Prove: $P(XY=YX) \leq 5/8$ in a finite no commutative group

Question

Question:
Let $(G;.)$ a finite no commutative group. Find that an upper bound that to the probability that two element $X,Y$ of $G$ randomly chosen with an uniforme probability (that means the probability to pick one specific element of $G$ is $1/|G| $) commute is $\leq 5/8$

Answer:
I/Let's define the following sub set of $G$:
$S_1=\left \{ x \in G \; s.t. \; \forall y \in G \Rightarrow x.y=y.x\right \}$ = the set of all the elements of $G$ that commute with all the other elements of $G$
$S_{2 (x)} = \left \{ y \in G \; s.t. \; x.y=y.x\right \}$ = for a given $x$, $S_{2(x)}$ is the set of all the element $y\in G$ that commutes with $x$. Please remark that this set depends of $x$. This two set are sub group of $G$ (will not writte the proof here but it's by definition).

II/Moreover we should note that it exists at least one element $x' \in G$ that does not commute with all the element of $G$ and so $x' \notin S_1$ (if such element doesn't exist $G$ will be a comutative group). More than that all the element in $S_1$ commute with $x'$ by definition. So they are all in $S_{2(x')} \Rightarrow S_1 \subset S_{2(x')} \subset G$.
Now as $S_{2(x')} \subset G$ and $S_{2(x')}$ is too a group $\Rightarrow |S_{2(x')}|\leq |G|/2$.
Same argument for $S_1$ (which is a sub group too) $\Rightarrow |S_1|\leq|S_{2(x')}|/2\Rightarrow|S_1|\leq |G| /4$

III/ Now let majorate the probability:
$\mathbb{P}(X.Y=Y.X)=\mathbb{P}( \left \{X \in S_1 \cup Y \in S_1 \right \} \cup \left \{Y\in S_{2(x)} \cup X\in S_{2(y)} \right \} )\leq ????$
explanation of the event: X and Y commutes= if the X we picked commutes with all the other elements of G OR if the Y we picked commutes with all the other elements of G OR if the Y we picked belong to all the element in G that commutes with the X we picked OR if the X we picked belong to all the element in G that commutes with the Y we picked

But here i am stuck. I ve tried different ways (exclusion principle, re writte the probability via conditional probability... but maybe trying this i ve made mistakes) to majorate this probability (above) but i never succeed to get $5/8$. Can someone please help me to conclude?

Thank a lot.

PS: i ven't any special knowledge in algebra as i got this question in a probability book.

Answer 1

You wrote everything you need from the algebraic part, except that you need to show that $|S_1| \leq |G|/4$ in more details - more specifically, that you can't have situation when $S_1 = S_{2(x')}$ for all $x'$ (or see this question to directly get $|S_1| \leq |G| / 4$).

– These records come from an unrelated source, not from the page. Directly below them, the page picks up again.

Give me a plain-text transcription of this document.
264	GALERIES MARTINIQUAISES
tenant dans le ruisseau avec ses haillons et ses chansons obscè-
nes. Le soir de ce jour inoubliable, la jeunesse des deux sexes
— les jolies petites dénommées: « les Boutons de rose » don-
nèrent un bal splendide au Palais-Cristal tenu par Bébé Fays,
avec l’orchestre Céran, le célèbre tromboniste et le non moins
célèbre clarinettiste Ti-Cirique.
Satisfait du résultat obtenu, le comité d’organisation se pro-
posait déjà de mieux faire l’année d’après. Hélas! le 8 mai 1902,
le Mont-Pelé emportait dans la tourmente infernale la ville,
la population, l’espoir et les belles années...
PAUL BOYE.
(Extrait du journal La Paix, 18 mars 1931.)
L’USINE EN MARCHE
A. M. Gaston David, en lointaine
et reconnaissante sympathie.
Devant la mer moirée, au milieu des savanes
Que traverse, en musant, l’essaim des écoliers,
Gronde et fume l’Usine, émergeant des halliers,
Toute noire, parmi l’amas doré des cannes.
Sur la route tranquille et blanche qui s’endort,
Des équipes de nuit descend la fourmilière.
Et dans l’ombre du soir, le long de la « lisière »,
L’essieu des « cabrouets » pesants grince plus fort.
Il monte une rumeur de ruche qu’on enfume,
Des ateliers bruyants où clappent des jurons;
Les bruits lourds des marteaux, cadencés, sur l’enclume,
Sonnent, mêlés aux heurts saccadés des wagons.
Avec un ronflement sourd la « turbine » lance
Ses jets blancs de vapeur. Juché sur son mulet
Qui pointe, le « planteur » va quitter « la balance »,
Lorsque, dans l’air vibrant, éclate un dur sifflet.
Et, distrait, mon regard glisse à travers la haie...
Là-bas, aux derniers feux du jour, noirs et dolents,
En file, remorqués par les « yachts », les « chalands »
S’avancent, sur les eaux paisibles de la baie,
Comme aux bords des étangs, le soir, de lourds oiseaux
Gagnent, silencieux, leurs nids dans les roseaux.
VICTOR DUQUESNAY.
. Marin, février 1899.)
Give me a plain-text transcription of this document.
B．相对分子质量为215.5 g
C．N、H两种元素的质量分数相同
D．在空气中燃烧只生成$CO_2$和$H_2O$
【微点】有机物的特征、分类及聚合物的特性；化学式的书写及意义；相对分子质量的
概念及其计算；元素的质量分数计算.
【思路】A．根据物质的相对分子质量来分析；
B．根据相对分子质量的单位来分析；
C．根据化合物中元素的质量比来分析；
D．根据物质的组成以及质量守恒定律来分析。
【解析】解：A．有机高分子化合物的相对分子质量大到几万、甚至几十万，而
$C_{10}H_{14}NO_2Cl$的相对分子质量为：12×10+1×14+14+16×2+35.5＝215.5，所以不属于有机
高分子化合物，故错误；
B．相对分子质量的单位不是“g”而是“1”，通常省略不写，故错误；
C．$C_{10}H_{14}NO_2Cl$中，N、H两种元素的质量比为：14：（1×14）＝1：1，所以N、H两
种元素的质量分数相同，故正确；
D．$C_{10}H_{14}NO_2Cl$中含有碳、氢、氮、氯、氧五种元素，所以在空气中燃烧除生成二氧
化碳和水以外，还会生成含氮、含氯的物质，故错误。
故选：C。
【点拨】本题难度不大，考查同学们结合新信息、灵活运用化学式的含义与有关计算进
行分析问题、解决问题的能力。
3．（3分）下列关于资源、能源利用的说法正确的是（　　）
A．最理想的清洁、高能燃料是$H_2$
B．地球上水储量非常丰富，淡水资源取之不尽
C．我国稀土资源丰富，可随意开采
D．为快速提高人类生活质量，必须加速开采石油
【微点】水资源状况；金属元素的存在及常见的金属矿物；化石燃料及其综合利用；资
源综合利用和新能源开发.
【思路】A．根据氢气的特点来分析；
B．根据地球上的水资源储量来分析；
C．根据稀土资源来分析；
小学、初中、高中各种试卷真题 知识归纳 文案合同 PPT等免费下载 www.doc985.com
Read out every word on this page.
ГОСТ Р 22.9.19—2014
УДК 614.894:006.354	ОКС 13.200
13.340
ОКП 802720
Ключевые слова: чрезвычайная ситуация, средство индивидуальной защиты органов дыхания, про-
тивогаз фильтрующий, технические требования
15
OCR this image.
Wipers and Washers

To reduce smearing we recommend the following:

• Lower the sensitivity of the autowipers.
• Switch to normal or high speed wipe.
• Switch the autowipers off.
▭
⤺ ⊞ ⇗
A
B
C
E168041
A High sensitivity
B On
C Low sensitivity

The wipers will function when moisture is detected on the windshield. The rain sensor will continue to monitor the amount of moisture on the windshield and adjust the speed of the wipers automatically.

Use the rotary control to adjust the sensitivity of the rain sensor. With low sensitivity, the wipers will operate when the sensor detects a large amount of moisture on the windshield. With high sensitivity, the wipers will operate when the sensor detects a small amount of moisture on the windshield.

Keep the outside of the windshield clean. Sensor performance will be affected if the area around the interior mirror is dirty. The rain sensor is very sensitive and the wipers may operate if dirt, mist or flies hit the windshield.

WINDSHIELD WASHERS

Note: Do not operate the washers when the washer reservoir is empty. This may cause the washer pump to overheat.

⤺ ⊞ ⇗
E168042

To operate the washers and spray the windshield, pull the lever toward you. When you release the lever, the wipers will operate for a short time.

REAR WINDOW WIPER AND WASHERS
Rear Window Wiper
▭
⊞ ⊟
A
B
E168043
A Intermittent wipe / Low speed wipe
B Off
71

The important part is that center is at most $1/4$ of the group, and elements not from center don't commutate with at least $1/2$ of the group.

We have $$P(x.y \neq y.x) \\= P(y \not \in S_2(x)) \geq P(y \not \in S_2(x) \wedge x \not \in S_1) \\ = P(x \not \in S_1) \cdot P(y \not \in S_{2(x)} | x \not \in S_1) \\ \geq \frac{3}{4} \cdot \frac{1}{2} = \frac{3}{8}$$

Thus $P(x.y = y.x) = 1 - P(x.y \neq y.x) \leq \frac{5}{8}$.